The attacks on Afghan President Hamid Karzai’s administration, civilian aid groups and U.S.-led coalition forces come daily.
Afghan and American officials now believe that 90 percent of the attacks are coming from across the Pakistani border. They also fear things will get worse if war starts in Iraq, reports the South China Morning Post.
“I think the security situation in eastern Afghanistan is going to be a problem for some time to come just because of the freedom of operating back and forth from the Pakistan border,” said Gen. Richard Myers, U.S. Joint Chiefs of Staff chairman, during a visit to troops at Bagram air base outside Kabul.

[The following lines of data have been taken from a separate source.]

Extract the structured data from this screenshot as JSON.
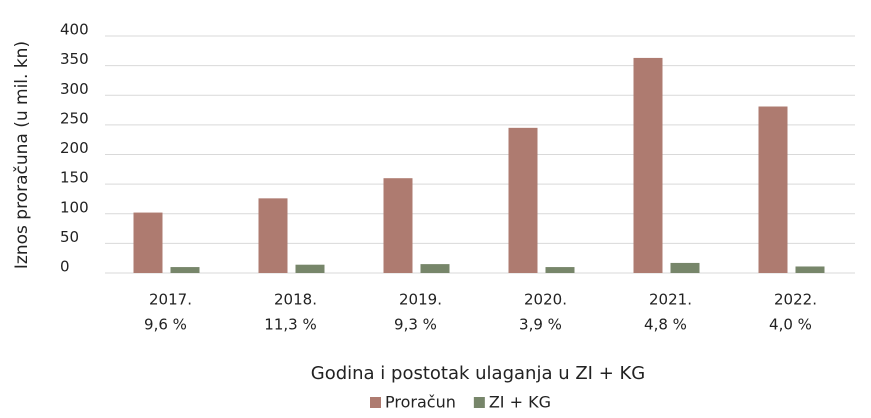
{
  "chart_data": {
    "type": "bar",
    "categories": [
      "2017.",
      "2018.",
      "2019.",
      "2020.",
      "2021.",
      "2022."
    ],
    "category_sublabels": [
      "9,6 %",
      "11,3 %",
      "9,3 %",
      "3,9 %",
      "4,8 %",
      "4,0 %"
    ],
    "series": [
      {
        "name": "Proračun",
        "color": "#ae7b70",
        "values": [
          102,
          126,
          160,
          245,
          363,
          281
        ]
      },
      {
        "name": "ZI + KG",
        "color": "#77866a",
        "values": [
          10,
          14,
          15,
          10,
          17,
          11
        ]
      }
    ],
    "xlabel": "Godina i postotak ulaganja u ZI + KG",
    "ylabel": "Iznos proračuna (u mil. kn)",
    "ylim": [
      0,
      400
    ],
    "yticks": [
      0,
      50,
      100,
      150,
      200,
      250,
      300,
      350,
      400
    ],
    "grid": true,
    "legend": "bottom"
  }
}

It did not take long for his prophetic words to translate into action.
More than 400 American and U.S.-allied Afghan troops, backed by B-1 bombers and helicopter gunships, are fighting the largest group of guerilla fighters to surface in almost a year. Coalition spokesmen claim 18 rebels have been killed since the battle erupted Jan. 27 in southeastern Afghanistan, out of an estimated 80 in a group possibly armed from Pakistan.

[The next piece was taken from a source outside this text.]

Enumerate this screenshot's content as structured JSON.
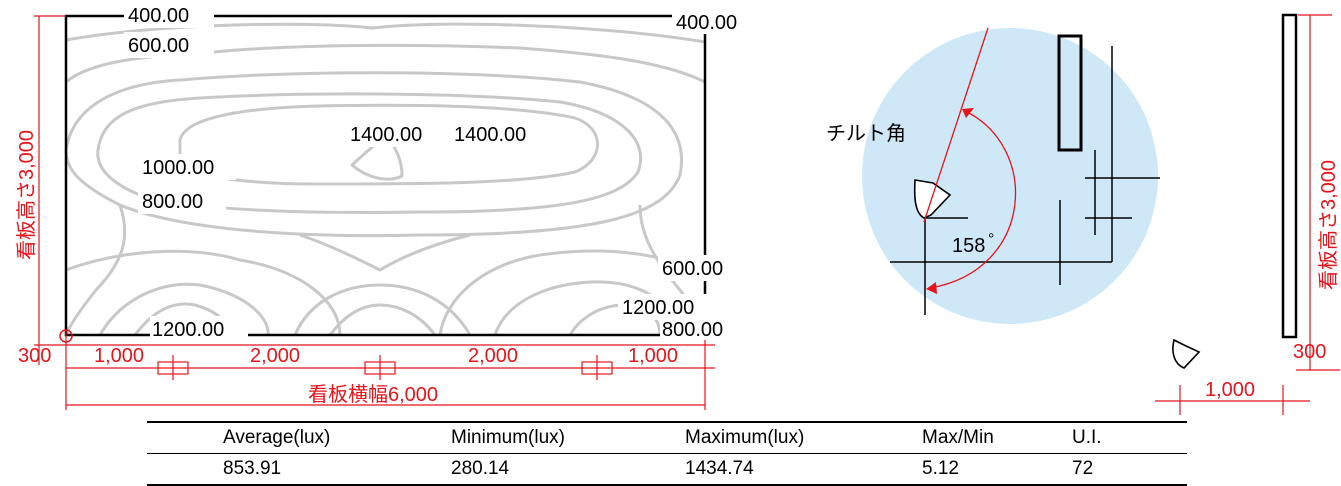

The ominous issue is not that they are there – but that they assembled in Pakistan. Hundreds more terrorists are mobilizing in Waziristan, in the Pakistani tribal belt adjacent to eastern Afghanistan, with heavy weapons, sophisticated communications equipment for a clandestine radio station, and posters and pamphlets announcing a jihad against U.S. forces and the Karzai government.
The fighters come from different groups – a few Arabs from al-Qaida, former Taliban members, Afghans loyal to the renegade commander Gulbuddin Hekmatyar and Pakistani extremist groups.

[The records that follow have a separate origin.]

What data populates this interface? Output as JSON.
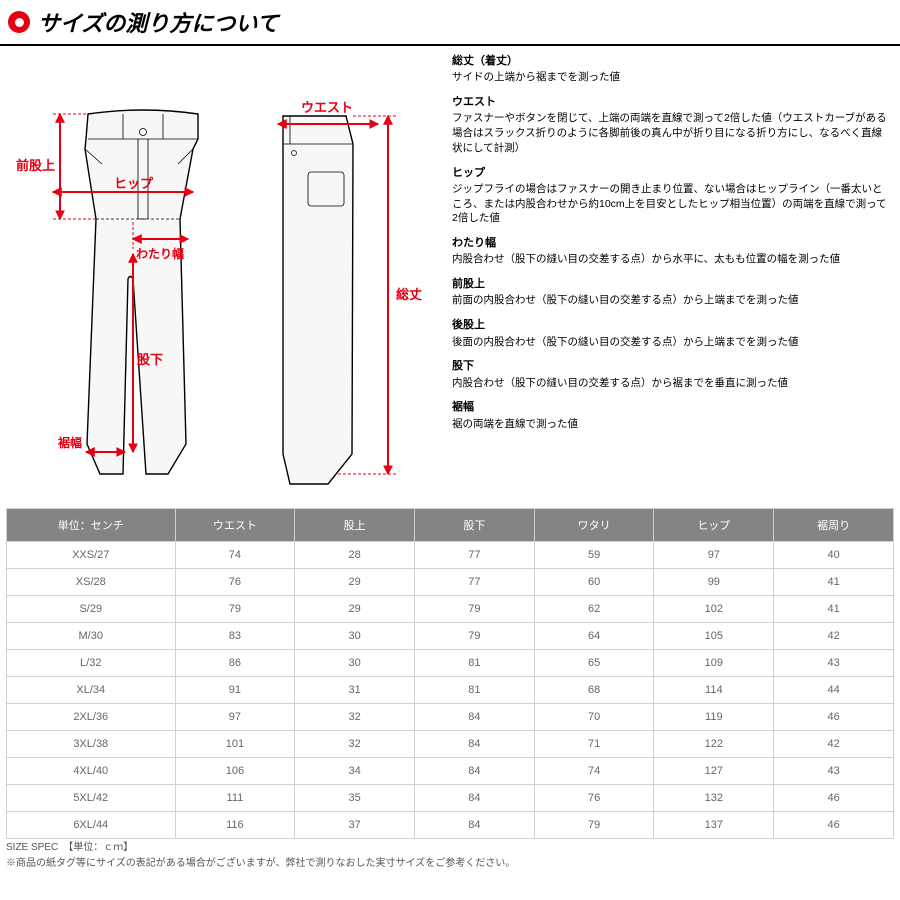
{
  "header": {
    "title": "サイズの測り方について"
  },
  "diagram": {
    "labels": {
      "waist": "ウエスト",
      "hip": "ヒップ",
      "front_rise": "前股上",
      "thigh_width": "わたり幅",
      "inseam": "股下",
      "hem_width": "裾幅",
      "total_length": "総丈"
    },
    "colors": {
      "arrow": "#e60012",
      "line": "#000000",
      "fill": "#f7f7f7"
    }
  },
  "definitions": [
    {
      "title": "総丈（着丈）",
      "text": "サイドの上端から裾までを測った値"
    },
    {
      "title": "ウエスト",
      "text": "ファスナーやボタンを閉じて、上端の両端を直線で測って2倍した値（ウエストカーブがある場合はスラックス折りのように各脚前後の真ん中が折り目になる折り方にし、なるべく直線状にして計測）"
    },
    {
      "title": "ヒップ",
      "text": "ジップフライの場合はファスナーの開き止まり位置、ない場合はヒップライン（一番太いところ、または内股合わせから約10cm上を目安としたヒップ相当位置）の両端を直線で測って2倍した値"
    },
    {
      "title": "わたり幅",
      "text": "内股合わせ（股下の縫い目の交差する点）から水平に、太もも位置の幅を測った値"
    },
    {
      "title": "前股上",
      "text": "前面の内股合わせ（股下の縫い目の交差する点）から上端までを測った値"
    },
    {
      "title": "後股上",
      "text": "後面の内股合わせ（股下の縫い目の交差する点）から上端までを測った値"
    },
    {
      "title": "股下",
      "text": "内股合わせ（股下の縫い目の交差する点）から裾までを垂直に測った値"
    },
    {
      "title": "裾幅",
      "text": "裾の両端を直線で測った値"
    }
  ],
  "table": {
    "unit_header": "単位：センチ",
    "columns": [
      "ウエスト",
      "股上",
      "股下",
      "ワタリ",
      "ヒップ",
      "裾周り"
    ],
    "rows": [
      {
        "size": "XXS/27",
        "v": [
          "74",
          "28",
          "77",
          "59",
          "97",
          "40"
        ]
      },
      {
        "size": "XS/28",
        "v": [
          "76",
          "29",
          "77",
          "60",
          "99",
          "41"
        ]
      },
      {
        "size": "S/29",
        "v": [
          "79",
          "29",
          "79",
          "62",
          "102",
          "41"
        ]
      },
      {
        "size": "M/30",
        "v": [
          "83",
          "30",
          "79",
          "64",
          "105",
          "42"
        ]
      },
      {
        "size": "L/32",
        "v": [
          "86",
          "30",
          "81",
          "65",
          "109",
          "43"
        ]
      },
      {
        "size": "XL/34",
        "v": [
          "91",
          "31",
          "81",
          "68",
          "114",
          "44"
        ]
      },
      {
        "size": "2XL/36",
        "v": [
          "97",
          "32",
          "84",
          "70",
          "119",
          "46"
        ]
      },
      {
        "size": "3XL/38",
        "v": [
          "101",
          "32",
          "84",
          "71",
          "122",
          "42"
        ]
      },
      {
        "size": "4XL/40",
        "v": [
          "106",
          "34",
          "84",
          "74",
          "127",
          "43"
        ]
      },
      {
        "size": "5XL/42",
        "v": [
          "111",
          "35",
          "84",
          "76",
          "132",
          "46"
        ]
      },
      {
        "size": "6XL/44",
        "v": [
          "116",
          "37",
          "84",
          "79",
          "137",
          "46"
        ]
      }
    ]
  },
  "footnotes": [
    "SIZE SPEC　【単位：ｃｍ】",
    "※商品の紙タグ等にサイズの表記がある場合がございますが、弊社で測りなおした実寸サイズをご参考ください。"
  ]
}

Mines and rockets have exploded near Bagram. In the capital, young men have thrown grenades at vehicles carrying soldiers of the 4,800-member strong International Security Assistance Force (ISAF), responsible for security in Kabul.
Frequent communiques from various guerilla leaders, including Gulbuddin Hekmatyar and former Taliban leader Mullah Mohammad Omar, all promise the same thing – more to come.
Many officials in the region are convinced that Pakistan is now pursuing a dual strategy of capturing foreign militants while going soft on domestic groups, which are rebuilding their strength in the ethnically Pashtun-dominated tribal border areas that gave birth to the Taliban movement.